WomenThinkingLove | A Gendered History of Emotions in Renaissance and Counter-Reformation Italy

Summary
WomenThinkingLove will provide the first History of Emotions of Renaissance and Counter-Reformation Italy, with regard to the system love/marriage/adultery, from a gender perspective. As Renaissance and Counter-Reformation Italy are still under-investigated from the perspective of the History of Emotions, the project will start an urgent research, beginning with an emotional field, love, that was central in the cultural debates of the time. Within the theoretical framework of the History of Emotions, it will combine literary studies, history of ideas and women's studies. Based on the comparison between the love theories of the time and a wide range of literary and non-literary texts containing women's voices and cognitive interactions between men and women (taken from printed and archival sources), the research will challenge the idea of women as passive recipients of men's philosophical elaborations about love, and the stereotypical idea of Counter-Reformation as an un-nuanced era of repression for women's agency. It will contribute to the ongoing re-thinking of the traditional historical periodization, highlighting the continuity in the ideas and practices of love between Renaissance and Counter-Reformation.
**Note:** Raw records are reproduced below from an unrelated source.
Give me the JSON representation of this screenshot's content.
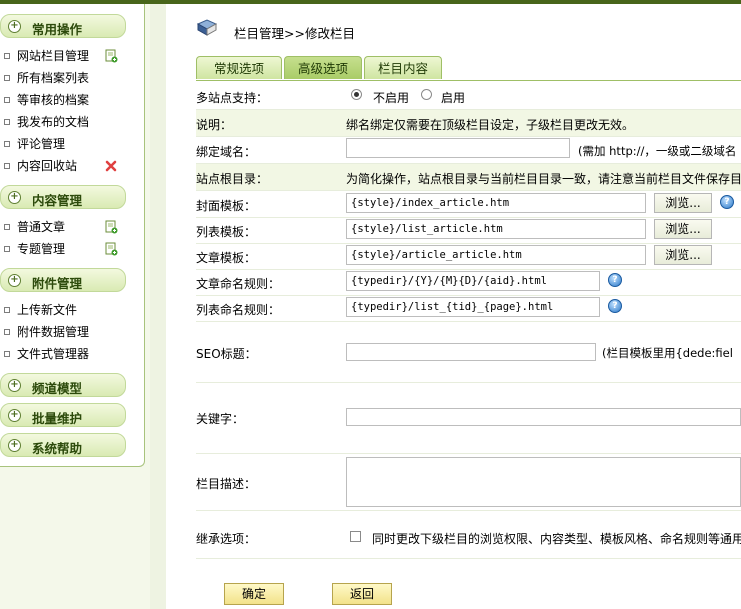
{
  "sidebar": {
    "sections": [
      {
        "title": "常用操作",
        "items": [
          {
            "label": "网站栏目管理",
            "icon": "add-page-icon"
          },
          {
            "label": "所有档案列表"
          },
          {
            "label": "等审核的档案"
          },
          {
            "label": "我发布的文档"
          },
          {
            "label": "评论管理"
          },
          {
            "label": "内容回收站",
            "icon": "delete-x-icon"
          }
        ]
      },
      {
        "title": "内容管理",
        "items": [
          {
            "label": "普通文章",
            "icon": "add-page-icon"
          },
          {
            "label": "专题管理",
            "icon": "add-page-icon"
          }
        ]
      },
      {
        "title": "附件管理",
        "items": [
          {
            "label": "上传新文件"
          },
          {
            "label": "附件数据管理"
          },
          {
            "label": "文件式管理器"
          }
        ]
      },
      {
        "title": "频道模型",
        "items": []
      },
      {
        "title": "批量维护",
        "items": []
      },
      {
        "title": "系统帮助",
        "items": []
      }
    ]
  },
  "page": {
    "title": "栏目管理>>修改栏目",
    "tabs": [
      {
        "label": "常规选项",
        "active": false
      },
      {
        "label": "高级选项",
        "active": true
      },
      {
        "label": "栏目内容",
        "active": false
      }
    ]
  },
  "form": {
    "multisite": {
      "label": "多站点支持：",
      "options": [
        {
          "label": "不启用",
          "checked": true
        },
        {
          "label": "启用",
          "checked": false
        }
      ]
    },
    "note": {
      "label": "说明：",
      "text": "绑名绑定仅需要在顶级栏目设定，子级栏目更改无效。"
    },
    "domain": {
      "label": "绑定域名：",
      "value": "",
      "hint": "(需加 http://，一级或二级域名"
    },
    "siteroot": {
      "label": "站点根目录：",
      "text": "为简化操作，站点根目录与当前栏目目录一致，请注意当前栏目文件保存目"
    },
    "cover_tpl": {
      "label": "封面模板：",
      "value": "{style}/index_article.htm",
      "browse": "浏览..."
    },
    "list_tpl": {
      "label": "列表模板：",
      "value": "{style}/list_article.htm",
      "browse": "浏览..."
    },
    "article_tpl": {
      "label": "文章模板：",
      "value": "{style}/article_article.htm",
      "browse": "浏览..."
    },
    "article_rule": {
      "label": "文章命名规则：",
      "value": "{typedir}/{Y}/{M}{D}/{aid}.html"
    },
    "list_rule": {
      "label": "列表命名规则：",
      "value": "{typedir}/list_{tid}_{page}.html"
    },
    "seo_title": {
      "label": "SEO标题：",
      "value": "",
      "hint": "(栏目模板里用{dede:fiel"
    },
    "keywords": {
      "label": "关键字：",
      "value": ""
    },
    "description": {
      "label": "栏目描述：",
      "value": ""
    },
    "inherit": {
      "label": "继承选项：",
      "checked": false,
      "text": "同时更改下级栏目的浏览权限、内容类型、模板风格、命名规则等通用"
    },
    "help_mark": "?"
  },
  "buttons": {
    "ok": "确定",
    "back": "返回"
  },
  "sidebar_plus": "+",
  "colors": {
    "accent": "#48651a",
    "tab_bg": "#cfe5a1",
    "sidebar_head": "#d9eab3"
  }
}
The research is divided in three phases: a secondment at Florence University and State Archive, during which the fellow will be trained in the new methodologies of History of Emotions and archive research; an outgoing phase at NYU, under the supervision of V. Cox, a world-leading expert of Renaissance and Counter-Reformation women's writing; a return phase at Oslo University, with the guide of U. Falkeid, a prominent scholar whose approach is based exactly on the combination of literary studies and intellectual history, focused on early modern women's thinking. Beyond its scholarly value, the new narrative of women's agency provided by the research will hopefully help to counter the sexist attitude still persisting in contemporary society.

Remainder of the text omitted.